This is a simple electronics project to get used to the components and practice soldering components together. It comes in kit form with full instructions, and the instructions are even available online as pdf so you can see what's involved.
The kit is manufactured by velleman.be, and further details about this "running microbug" can be found on their product page. The company has a wide distribution network so it will probably be better to get it from a local distributor rather than direct from velleman.
It's all just analogue electronics, no chips or software. It's a simple circuit using transistors, resistors, LEDs and photodiodes. Two motors drive the bug forwards, and the back is just held up by a roller. But the effect is clever - the circuit is built in two independent halves, each half just driving one tiny motor according to the light received by its photodiode. But then how does it steer? Easy - if the photodiode on the right side detects light, it drives the motor on the left side of the bug. If the photodiode on the left side detects light, it drives the other motor. So just based on the relative amounts of light received on the two sides, this bug can steer itself so that it points towards the light. Clever. Even without a 'brain', or any central component deciding whether to turn left or right, actually with no decision making being done at all, this bug acts like something alive and appears to be 'interested' in the light, seeking it, guided by it.
In the UK you can get it from Maplin for 10 GBP. Just search for "microbug" at maplin.co.uk or try this direct link. If you're in Zürich you can check out www.pusterla.ch which has the kit in-store.
The microbug kit contents laid out
The kit, as shown on the right, includes everything you need to build the bug, except:
Everything else (the main board, the battery holder, the motors, wires, and other components) all come in the box. If you have additional tools like solder suckers, component holders, continuity testers etc then you can for sure use them but they're not really necessary for a basic kit like this.
First thing to do is work out where you're going to build it. Prepare a flat area large enough to work on, lay out some newspapers or something if you're using a table you like, make sure you've got a power point nearby for the soldering iron, and try not to start 10 minutes before the table is needed for dinner ;)

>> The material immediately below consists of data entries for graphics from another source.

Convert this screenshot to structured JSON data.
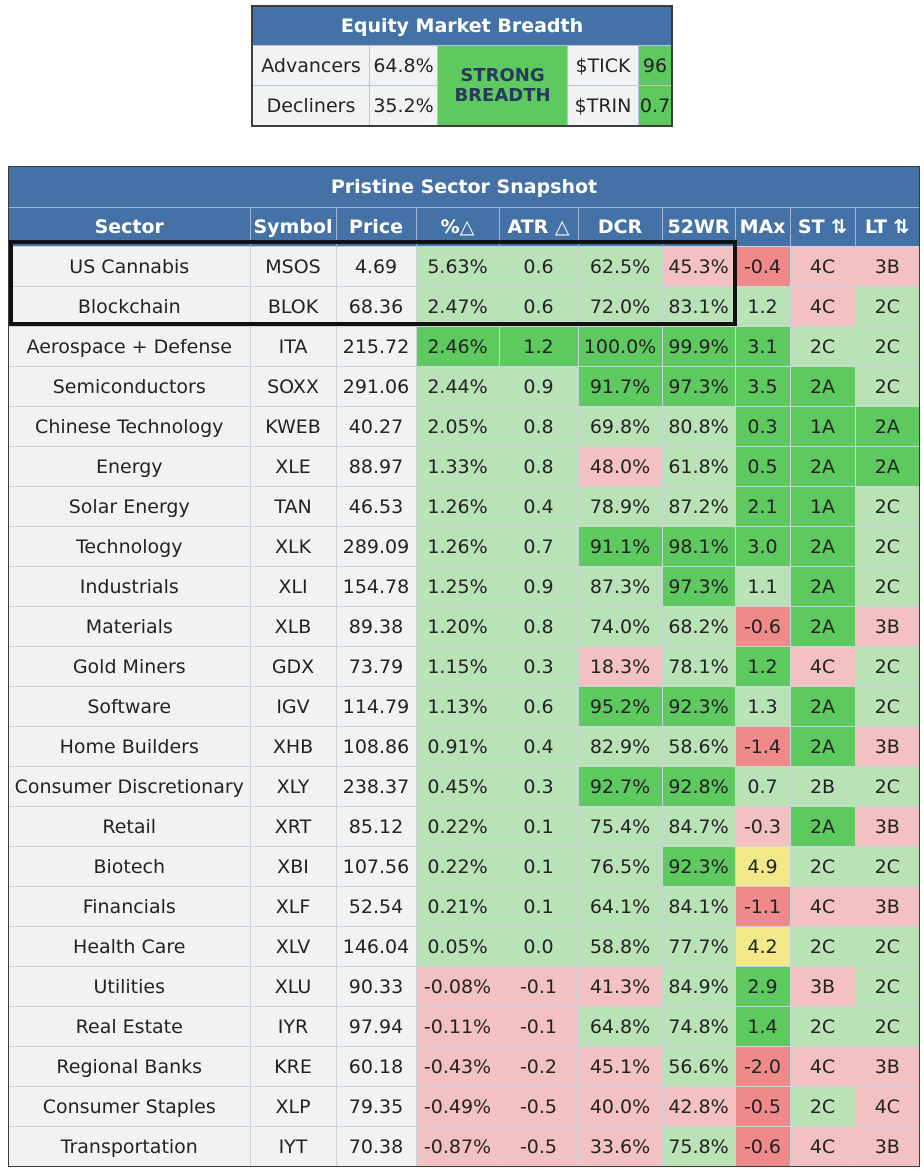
{
  "breadth": {
    "title": "Equity Market Breadth",
    "advancers_label": "Advancers",
    "advancers_value": "64.8%",
    "decliners_label": "Decliners",
    "decliners_value": "35.2%",
    "status_line1": "STRONG",
    "status_line2": "BREADTH",
    "tick_label": "$TICK",
    "tick_value": "96",
    "trin_label": "$TRIN",
    "trin_value": "0.7"
  },
  "snapshot": {
    "title": "Pristine Sector Snapshot",
    "columns": [
      "Sector",
      "Symbol",
      "Price",
      "%△",
      "ATR △",
      "DCR",
      "52WR",
      "MAx",
      "ST ⇅",
      "LT ⇅"
    ],
    "rows": [
      {
        "cells": [
          "US Cannabis",
          "MSOS",
          "4.69",
          "5.63%",
          "0.6",
          "62.5%",
          "45.3%",
          "-0.4",
          "4C",
          "3B"
        ],
        "colors": [
          "p",
          "p",
          "p",
          "lg",
          "lg",
          "lg",
          "pk",
          "rd",
          "pk",
          "pk"
        ]
      },
      {
        "cells": [
          "Blockchain",
          "BLOK",
          "68.36",
          "2.47%",
          "0.6",
          "72.0%",
          "83.1%",
          "1.2",
          "4C",
          "2C"
        ],
        "colors": [
          "p",
          "p",
          "p",
          "lg",
          "lg",
          "lg",
          "lg",
          "lg",
          "pk",
          "lg"
        ]
      },
      {
        "cells": [
          "Aerospace + Defense",
          "ITA",
          "215.72",
          "2.46%",
          "1.2",
          "100.0%",
          "99.9%",
          "3.1",
          "2C",
          "2C"
        ],
        "colors": [
          "p",
          "p",
          "p",
          "dg",
          "dg",
          "dg",
          "dg",
          "dg",
          "lg",
          "lg"
        ]
      },
      {
        "cells": [
          "Semiconductors",
          "SOXX",
          "291.06",
          "2.44%",
          "0.9",
          "91.7%",
          "97.3%",
          "3.5",
          "2A",
          "2C"
        ],
        "colors": [
          "p",
          "p",
          "p",
          "lg",
          "lg",
          "dg",
          "dg",
          "dg",
          "dg",
          "lg"
        ]
      },
      {
        "cells": [
          "Chinese Technology",
          "KWEB",
          "40.27",
          "2.05%",
          "0.8",
          "69.8%",
          "80.8%",
          "0.3",
          "1A",
          "2A"
        ],
        "colors": [
          "p",
          "p",
          "p",
          "lg",
          "lg",
          "lg",
          "lg",
          "dg",
          "dg",
          "dg"
        ]
      },
      {
        "cells": [
          "Energy",
          "XLE",
          "88.97",
          "1.33%",
          "0.8",
          "48.0%",
          "61.8%",
          "0.5",
          "2A",
          "2A"
        ],
        "colors": [
          "p",
          "p",
          "p",
          "lg",
          "lg",
          "pk",
          "lg",
          "dg",
          "dg",
          "dg"
        ]
      },
      {
        "cells": [
          "Solar Energy",
          "TAN",
          "46.53",
          "1.26%",
          "0.4",
          "78.9%",
          "87.2%",
          "2.1",
          "1A",
          "2C"
        ],
        "colors": [
          "p",
          "p",
          "p",
          "lg",
          "lg",
          "lg",
          "lg",
          "dg",
          "dg",
          "lg"
        ]
      },
      {
        "cells": [
          "Technology",
          "XLK",
          "289.09",
          "1.26%",
          "0.7",
          "91.1%",
          "98.1%",
          "3.0",
          "2A",
          "2C"
        ],
        "colors": [
          "p",
          "p",
          "p",
          "lg",
          "lg",
          "dg",
          "dg",
          "dg",
          "dg",
          "lg"
        ]
      },
      {
        "cells": [
          "Industrials",
          "XLI",
          "154.78",
          "1.25%",
          "0.9",
          "87.3%",
          "97.3%",
          "1.1",
          "2A",
          "2C"
        ],
        "colors": [
          "p",
          "p",
          "p",
          "lg",
          "lg",
          "lg",
          "dg",
          "lg",
          "dg",
          "lg"
        ]
      },
      {
        "cells": [
          "Materials",
          "XLB",
          "89.38",
          "1.20%",
          "0.8",
          "74.0%",
          "68.2%",
          "-0.6",
          "2A",
          "3B"
        ],
        "colors": [
          "p",
          "p",
          "p",
          "lg",
          "lg",
          "lg",
          "lg",
          "rd",
          "dg",
          "pk"
        ]
      },
      {
        "cells": [
          "Gold Miners",
          "GDX",
          "73.79",
          "1.15%",
          "0.3",
          "18.3%",
          "78.1%",
          "1.2",
          "4C",
          "2C"
        ],
        "colors": [
          "p",
          "p",
          "p",
          "lg",
          "lg",
          "pk",
          "lg",
          "dg",
          "pk",
          "lg"
        ]
      },
      {
        "cells": [
          "Software",
          "IGV",
          "114.79",
          "1.13%",
          "0.6",
          "95.2%",
          "92.3%",
          "1.3",
          "2A",
          "2C"
        ],
        "colors": [
          "p",
          "p",
          "p",
          "lg",
          "lg",
          "dg",
          "dg",
          "lg",
          "dg",
          "lg"
        ]
      },
      {
        "cells": [
          "Home Builders",
          "XHB",
          "108.86",
          "0.91%",
          "0.4",
          "82.9%",
          "58.6%",
          "-1.4",
          "2A",
          "3B"
        ],
        "colors": [
          "p",
          "p",
          "p",
          "lg",
          "lg",
          "lg",
          "lg",
          "rd",
          "dg",
          "pk"
        ]
      },
      {
        "cells": [
          "Consumer Discretionary",
          "XLY",
          "238.37",
          "0.45%",
          "0.3",
          "92.7%",
          "92.8%",
          "0.7",
          "2B",
          "2C"
        ],
        "colors": [
          "p",
          "p",
          "p",
          "lg",
          "lg",
          "dg",
          "dg",
          "lg",
          "lg",
          "lg"
        ]
      },
      {
        "cells": [
          "Retail",
          "XRT",
          "85.12",
          "0.22%",
          "0.1",
          "75.4%",
          "84.7%",
          "-0.3",
          "2A",
          "3B"
        ],
        "colors": [
          "p",
          "p",
          "p",
          "lg",
          "lg",
          "lg",
          "lg",
          "pk",
          "dg",
          "pk"
        ]
      },
      {
        "cells": [
          "Biotech",
          "XBI",
          "107.56",
          "0.22%",
          "0.1",
          "76.5%",
          "92.3%",
          "4.9",
          "2C",
          "2C"
        ],
        "colors": [
          "p",
          "p",
          "p",
          "lg",
          "lg",
          "lg",
          "dg",
          "yl",
          "lg",
          "lg"
        ]
      },
      {
        "cells": [
          "Financials",
          "XLF",
          "52.54",
          "0.21%",
          "0.1",
          "64.1%",
          "84.1%",
          "-1.1",
          "4C",
          "3B"
        ],
        "colors": [
          "p",
          "p",
          "p",
          "lg",
          "lg",
          "lg",
          "lg",
          "rd",
          "pk",
          "pk"
        ]
      },
      {
        "cells": [
          "Health Care",
          "XLV",
          "146.04",
          "0.05%",
          "0.0",
          "58.8%",
          "77.7%",
          "4.2",
          "2C",
          "2C"
        ],
        "colors": [
          "p",
          "p",
          "p",
          "lg",
          "lg",
          "lg",
          "lg",
          "yl",
          "lg",
          "lg"
        ]
      },
      {
        "cells": [
          "Utilities",
          "XLU",
          "90.33",
          "-0.08%",
          "-0.1",
          "41.3%",
          "84.9%",
          "2.9",
          "3B",
          "2C"
        ],
        "colors": [
          "p",
          "p",
          "p",
          "pk",
          "pk",
          "pk",
          "lg",
          "dg",
          "pk",
          "lg"
        ]
      },
      {
        "cells": [
          "Real Estate",
          "IYR",
          "97.94",
          "-0.11%",
          "-0.1",
          "64.8%",
          "74.8%",
          "1.4",
          "2C",
          "2C"
        ],
        "colors": [
          "p",
          "p",
          "p",
          "pk",
          "pk",
          "lg",
          "lg",
          "dg",
          "lg",
          "lg"
        ]
      },
      {
        "cells": [
          "Regional Banks",
          "KRE",
          "60.18",
          "-0.43%",
          "-0.2",
          "45.1%",
          "56.6%",
          "-2.0",
          "4C",
          "3B"
        ],
        "colors": [
          "p",
          "p",
          "p",
          "pk",
          "pk",
          "pk",
          "lg",
          "rd",
          "pk",
          "pk"
        ]
      },
      {
        "cells": [
          "Consumer Staples",
          "XLP",
          "79.35",
          "-0.49%",
          "-0.5",
          "40.0%",
          "42.8%",
          "-0.5",
          "2C",
          "4C"
        ],
        "colors": [
          "p",
          "p",
          "p",
          "pk",
          "pk",
          "pk",
          "pk",
          "rd",
          "lg",
          "pk"
        ]
      },
      {
        "cells": [
          "Transportation",
          "IYT",
          "70.38",
          "-0.87%",
          "-0.5",
          "33.6%",
          "75.8%",
          "-0.6",
          "4C",
          "3B"
        ],
        "colors": [
          "p",
          "p",
          "p",
          "pk",
          "pk",
          "pk",
          "lg",
          "rd",
          "pk",
          "pk"
        ]
      }
    ]
  }
}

Next, unpack the box and check that you've got everything you need. Lay all the components out and check you've got the right numbers of everything. Check that you know what each piece is and what the instructions call it. There is labelling on the board to help with the codes. Note that in this particular kit, the two halves of the circuit diagram are exactly the same, so only one half is shown in the instructions. So if you're wondering why you've found four transistors but only two are shown in the circuit diagram, now you know why!

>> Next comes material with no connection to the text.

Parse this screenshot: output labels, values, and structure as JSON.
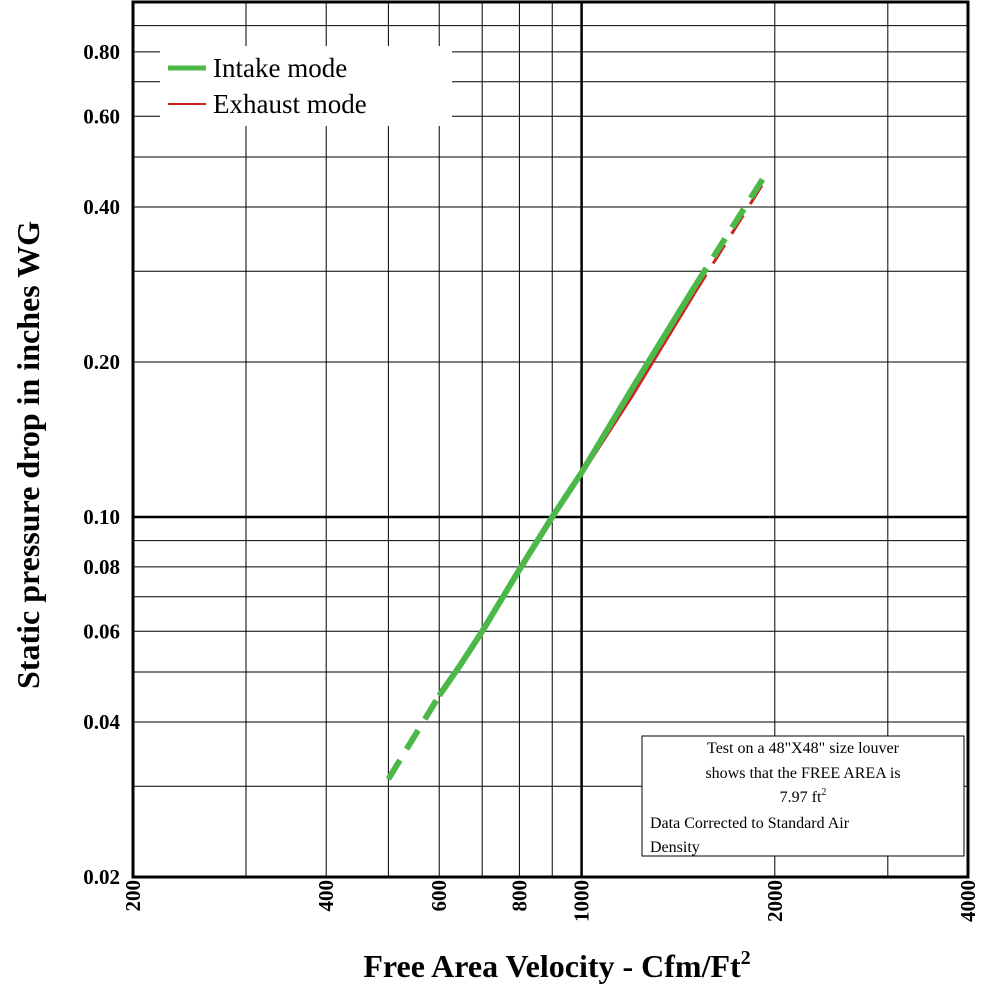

The instructions are fairly diagrammatic and take a little bit of figuring out but that's part of the fun. They take you step by step, first soldering the easy stuff (like resistors), then the components with polarity (like LEDs), and then the slightly trickier stuff (like the motors).
In this kit they use an odd technique to mount the motors at an angle - they abuse the metal case of the mini motors and form a mechanical joint with solder. This is fine for a small model like this but holding and soldering such an odd joint is a bit fiddly. That's about the only part you should have trouble with though, as long as you don't use too much solder, and make sure you apply the solder to the component, not to the iron. You can find instructional videos at instructables.com and makezine.com for basic soldering technique if you're not sure.
The completed microbug ready for testing
Set the two potentiometers on the front to about the middle of their range. Plug in two AAA batteries (taking care not to twist the battery holder too much) and switch on in a not-too-bright environment. Now you can try shining a torch in its "eyes" or covering up one photodiode and taking it near a lamp. Each photodiode should control one motor, and the corresponding LED should light up.
If it doesn't work, then it's time to do some debugging - first of all just check by eye whether the solder joints look tidy or not. Does one half of the bug work but the other not? Is a contact broken (in which case, resolder it) or are there crossed tracks where there shouldn't be (in which case, try to remove the unwanted bridge).
It runs pretty fast for a little thing, so you'll need a fairly large flat area to test it out. Actually it would be nice to slow it down a bit, but that can be left as an extension project!
The last thing to do is go right back to the start and check out the circuit diagram again - now that you've built it, and it works, see if you can figure out how it works - what do the transistors do? What do the photodiodes do?